Socialism in California: Newsom passes bill for state control over fast food industry

The Governor of California gave the green light to AB 257, which implements economic interventionism through the imposition of wages and public guardianship of workers.

California Governor Gavin Newsom signed legislation Monday to intervene and regulate the fast food industry. According to its supporters, this measure will give a voice to workers in the industry and in practice is a measure of control over the free market.

Newsom's signature on Assembly Bill 257 allows for the creation of the 'Fast Food Council,' composed of 10 members appointed by state officials with workers' delegates, employers' representatives and two government officials who will establish standards with regards to minimum wages, hours and working conditions in the sector.

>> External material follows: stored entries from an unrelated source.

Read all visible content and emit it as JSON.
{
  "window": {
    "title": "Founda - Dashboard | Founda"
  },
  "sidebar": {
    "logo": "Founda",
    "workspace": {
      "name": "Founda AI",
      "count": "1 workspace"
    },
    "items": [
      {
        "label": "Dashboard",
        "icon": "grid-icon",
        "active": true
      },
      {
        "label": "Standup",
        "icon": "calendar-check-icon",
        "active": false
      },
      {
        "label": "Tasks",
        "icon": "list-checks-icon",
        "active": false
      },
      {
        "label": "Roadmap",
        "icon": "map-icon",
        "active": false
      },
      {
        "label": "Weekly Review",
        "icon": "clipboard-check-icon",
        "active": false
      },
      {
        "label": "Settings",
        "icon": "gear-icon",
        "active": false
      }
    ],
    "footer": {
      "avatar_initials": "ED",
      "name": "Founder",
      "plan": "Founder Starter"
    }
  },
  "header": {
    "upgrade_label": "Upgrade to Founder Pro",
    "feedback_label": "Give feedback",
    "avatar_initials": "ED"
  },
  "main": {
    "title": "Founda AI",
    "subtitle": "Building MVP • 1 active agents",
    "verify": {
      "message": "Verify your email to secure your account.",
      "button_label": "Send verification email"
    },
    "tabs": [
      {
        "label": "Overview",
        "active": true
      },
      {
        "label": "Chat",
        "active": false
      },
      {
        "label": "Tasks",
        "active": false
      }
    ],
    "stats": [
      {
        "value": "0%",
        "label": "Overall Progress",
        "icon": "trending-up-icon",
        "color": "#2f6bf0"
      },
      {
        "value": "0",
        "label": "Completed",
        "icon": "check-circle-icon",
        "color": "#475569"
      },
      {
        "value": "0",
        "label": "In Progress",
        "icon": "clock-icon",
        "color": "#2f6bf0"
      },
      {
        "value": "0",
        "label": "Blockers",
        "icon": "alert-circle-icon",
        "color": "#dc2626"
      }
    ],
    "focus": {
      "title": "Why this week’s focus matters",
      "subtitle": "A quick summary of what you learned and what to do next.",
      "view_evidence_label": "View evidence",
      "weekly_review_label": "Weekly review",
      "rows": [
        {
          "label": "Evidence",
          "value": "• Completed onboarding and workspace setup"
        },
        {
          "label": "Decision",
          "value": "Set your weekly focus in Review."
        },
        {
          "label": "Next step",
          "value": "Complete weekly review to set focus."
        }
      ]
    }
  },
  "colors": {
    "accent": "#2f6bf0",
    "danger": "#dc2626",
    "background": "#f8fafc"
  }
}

Companies such as McDonalds asked their franchisees to send letters to legislators to vote against the law. Otherwise, the company could stop expanding in California and even leave the state altogether. Nevertheless, Newsom gave the go-ahead for state control over fast food companies.

"California is committed to ensuring that the men and women who have helped build our economy are able to share in the state's prosperity," Governor Newsom said. "Today's action gives fast food workers a stronger voice and a seat at the table to establish fair wages and critical health and safety standards across the industry," he added in a statement.

What is the Fast Act?

The Fast Act, Recovery Act or AB 257 creates the 'Fast Food Council' and allows California cities and counties with a population of 200,000 or more to create their own local councils to make recommendations to the state council.

The original bill, passed in January, required large chains to be joint employers with their franchisees, which could expose them to liability for labor violations by the latter. However, pressure from these large companies resulted in amendments that modified the final content of the law.

Opponents of the bill warn that the regulation will cause product prices to rise in a context of skyrocketing inflation and warn of a control over private businesses that is typical of socialism. Senator Brian Dahle, candidate for governor of California, warned about this price hike and the move to unionize fast food workers.

According to the University of California's Center for Economic Forecasting and Development, California consumers can expect to pay 20% more at local restaurants should the legislation go forward. Even the California Department of Finance opposed the bill stating that it would create a "fragmented regulatory and legal environment for entrepreneurs and increase costs in the long run."

On the contrary, several Democratic representatives expressed their satisfaction with this law and hope that it will be extended throughout the country.